JAKARTA – Grandmaster catur asal India, Gukesh Dommaraju, resmi menjadi juara dunia catur klasik termuda dalam sejarah pada usia 18 tahun.
Dia memastikan titel setelah mengalahkan Grandmaster asal China, Ding Liren, di game ke-14 untuk memastikan skor berakhir 7.5-6.5 pada Kamis, 12 Desember 2024, malam WIB.
"Ini adalah momen yang membanggakan bagi catur, momen yang membanggakan bagi India. Bagi saya, momen kebanggaan yang sangat pribadi," ujar Gukesh setelah pertanding dikutip BBC.
Ding yang awalnya memiliki peluang aman untuk mencoba meraih kemenangan justru memilih untuk menyederhanakan permainan menjadi endgame dengan posisi kalah satu pion.
Permainan pada awalnya diprediksi berakhir imbang. Akan tetapi, Ding melakukan blunder pada langkah ke-55 di tengah tekanan yang semakin besar dan akhirnya kalah.
BACA JUGA:
Perdana Menteri India, Narendra Narendra Modi, merupakan salah satu tokoh publik pertama yang memberikan pujian atas keberhasilan Gukesh di ajang bergengsi ini.
"Bersejarah dan patut dicontoh. Selamat kepada Gukesh atas prestasinya yang luar biasa. Ini adalah hasil dari bakatnya yang tak tertandingi, kerja keras, dan tekadnya yang tak tergoyahkan," tulis dia di X.
Gukesh merupakan pecatur India kedua yang menjadi juara dunia catur klasik. Dia mengekori jejak seniornya, Viswanathan Anand, yang sudah lima kali menjadi juara dunia.

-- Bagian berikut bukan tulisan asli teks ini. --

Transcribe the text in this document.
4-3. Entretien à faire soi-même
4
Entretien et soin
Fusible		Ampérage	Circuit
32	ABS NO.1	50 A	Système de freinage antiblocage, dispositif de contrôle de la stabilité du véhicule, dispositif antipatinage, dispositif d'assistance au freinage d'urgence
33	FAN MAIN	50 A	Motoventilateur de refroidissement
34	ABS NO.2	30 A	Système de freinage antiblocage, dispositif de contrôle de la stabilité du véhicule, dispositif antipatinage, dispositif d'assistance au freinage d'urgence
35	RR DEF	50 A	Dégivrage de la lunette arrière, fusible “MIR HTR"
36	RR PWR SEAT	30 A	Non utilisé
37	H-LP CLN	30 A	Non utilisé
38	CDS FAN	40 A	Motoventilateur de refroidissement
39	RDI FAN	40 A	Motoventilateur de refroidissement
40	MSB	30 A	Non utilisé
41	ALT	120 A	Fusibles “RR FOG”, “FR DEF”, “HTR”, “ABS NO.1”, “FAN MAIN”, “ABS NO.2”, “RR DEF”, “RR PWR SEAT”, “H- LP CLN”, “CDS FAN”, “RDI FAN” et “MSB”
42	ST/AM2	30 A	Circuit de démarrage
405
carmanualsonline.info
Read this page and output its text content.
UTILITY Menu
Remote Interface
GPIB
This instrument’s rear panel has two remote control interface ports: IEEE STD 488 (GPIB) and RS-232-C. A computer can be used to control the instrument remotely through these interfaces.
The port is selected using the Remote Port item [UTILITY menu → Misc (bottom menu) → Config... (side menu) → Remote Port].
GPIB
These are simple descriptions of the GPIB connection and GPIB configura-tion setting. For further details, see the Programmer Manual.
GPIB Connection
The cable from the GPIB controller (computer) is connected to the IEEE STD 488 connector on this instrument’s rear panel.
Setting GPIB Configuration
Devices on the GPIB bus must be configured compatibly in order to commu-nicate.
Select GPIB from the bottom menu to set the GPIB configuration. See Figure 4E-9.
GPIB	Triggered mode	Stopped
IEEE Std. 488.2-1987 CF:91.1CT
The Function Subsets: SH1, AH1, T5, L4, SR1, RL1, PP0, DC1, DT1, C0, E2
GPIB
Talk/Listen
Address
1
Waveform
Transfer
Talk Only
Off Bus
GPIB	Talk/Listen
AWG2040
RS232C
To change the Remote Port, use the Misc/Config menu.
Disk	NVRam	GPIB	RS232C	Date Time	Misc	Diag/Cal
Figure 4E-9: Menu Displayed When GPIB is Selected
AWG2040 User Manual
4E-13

Saat mengalahkan Ding Liren, Guskesh tercatat empat tahun lebih muda dari pemegang rekor sebelumnya, Garry Kasparov. Pecatur asal Rusia ini menjadi juara dunia pada 1985 saat dia berusia 22 tahun.
Gukesh merupakan anak ajaib yang menjadi bintang di dunia catur setelah mencapai status Grandmaster pada usia 12 tahun. Namun, ia berada di luar perkiraan untuk melawan Ding Liren.